A complexidade do tráfego de Internet dificultaria o cálculo objetivo e justo de uma tarifa por uso de redes de telecom, o chamado “fair share”, ou “network fee”. Este é um dos argumentos presentes em um extenso documento elaborado pela consultoria SmC+ a pedido da Aliança por uma Internet Aberta na América Latina e Caribe (AIA-LAC).

Um gráfico apresentado no documento demonstra essa complexidade (veja abaixo). Uma solicitação de acesso a um conteúdo por parte de um dispositivo móvel passa por intrincado trajeto de pontos de rede, em que a infraestrutura móvel é apenas uma pequena parte, pois abrange também backbones, data centers, CDNs, IXPs e cabos submarinos.

fair share

Fonte: AIA-LAC e SmC+

O caminho mistura infraestruturas de diferentes atores, o que torna difícil medir a proporção do tráfego móvel e do tráfego fixo. O relatório aponta a existência de divergências dependendo de quem faz o cálculo e a metodologia utilizada. Enquanto a UIT estimou que 81% do tráfego de dados em 2023 passou por redes fixas e 19% por redes móveis, um estudo da Sandvine relativo ao mesmo ano estimou em 67% e 33%, respectivamente. As estimativas de volume total de dados trafegados também variam: a UIT calculou em 14 EB por dia e a Sandvine, em 33 EB por dia.

“As medições que vemos sendo reportadas pelas operadoras móveis são certamente uma visão muito limitada e restrita do tráfego total que circula e que é trocado dentro de um país em um dado momento. Elas certamente ignoram muitas dinâmicas da banda larga fixa, o papel dos pequenos provedores, dos pontos de troca de tráfego (IXPs), dos acordos de peering e de trânsito, das CDNs e assim por diante. De certa forma, isso revela uma espécie de olhar autocentrado sobre a internet e o papel que cada um exerce dentro do ecossistema”, escrevem os autores do relatório.

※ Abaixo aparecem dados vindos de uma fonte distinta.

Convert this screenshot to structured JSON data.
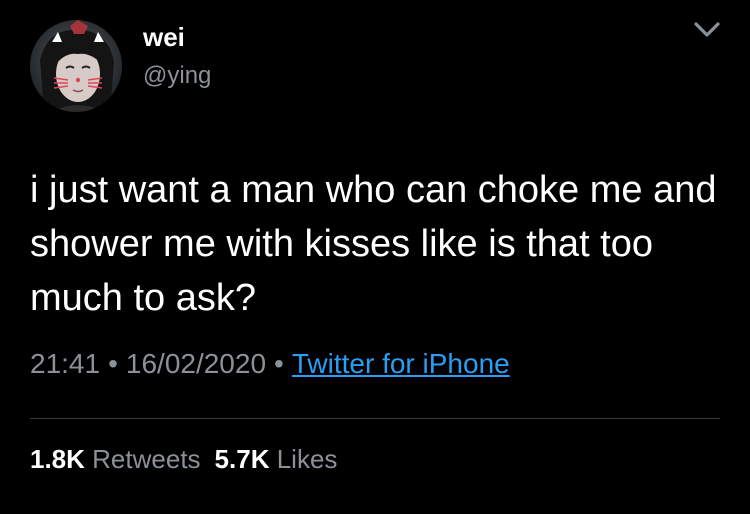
{
  "author": {
    "display_name": "wei",
    "handle": "@ying",
    "avatar_icon": "profile-photo"
  },
  "tweet": {
    "text": "i just want a man who can choke me and shower me with kisses like is that too much to ask?"
  },
  "meta": {
    "time": "21:41",
    "separator": "•",
    "date": "16/02/2020",
    "source": "Twitter for iPhone"
  },
  "stats": {
    "retweets_count": "1.8K",
    "retweets_label": "Retweets",
    "likes_count": "5.7K",
    "likes_label": "Likes"
  },
  "colors": {
    "background": "#000000",
    "text": "#ffffff",
    "secondary_text": "#8a9197",
    "link": "#2a9df4",
    "divider": "#3a3d40"
  }
}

Outros argumentos da AIA-LAC contra o fair share

O relatório da AIA-LAC também traz outros argumentos contra o fair share, como a ausência de relação direta entre Capex das operadoras móveis e aumento do tráfego móvel ao longo dos últimos anos. Enquanto o investimento das teles na América Latina se manteve relativamente estável em torno de US$ 11 bilhões por ano entre 2016 e 2024, o Capex por EB caiu de US$ 1,2 bilhão para US$ 165 milhões. E a projeção é diminuir para US$ 62 milhões em 2030.

A entidade também argumenta que o faturamento das teles latino-americanas continua crescendo ano a ano e que a margem Ebitda se mantém em um nível saudável, acima de 30% em países como Brasil, Uruguai e Paraguai.

Por fim, aponta a contradição de as operadoras reclamarem do tráfego excessivo concentrado em alguns poucos aplicativos, como aqueles da Meta e do Google, mas ao mesmo tempo estimularem esse tráfego por meio de ofertas de zero rating para o consumidor final.

“Tarifas de rede não fazem sentido”

Um dos autores do relatório é Sebastián Cabello, ex-diretor da GSMA para América Latina.

“O mais importante (no relatório) é que tarifas de rede não fazem sentido”, declara Sebastián Cabello, em conversa com Mobile Time.

“As teles têm margens grandes, fizeram muito dinheiro em sua história e agora precisam se transformar através da inovação e encontrando novas formas de adicionar valor ao seu negócio”, acrescentou.

“As teles desintegraram seu negócio e tornaram realidade a profecia de virarem ‘dumb pipes’. Elas viraram dumb pipes: basta ver seus planos de telefonia celular”, concluiu.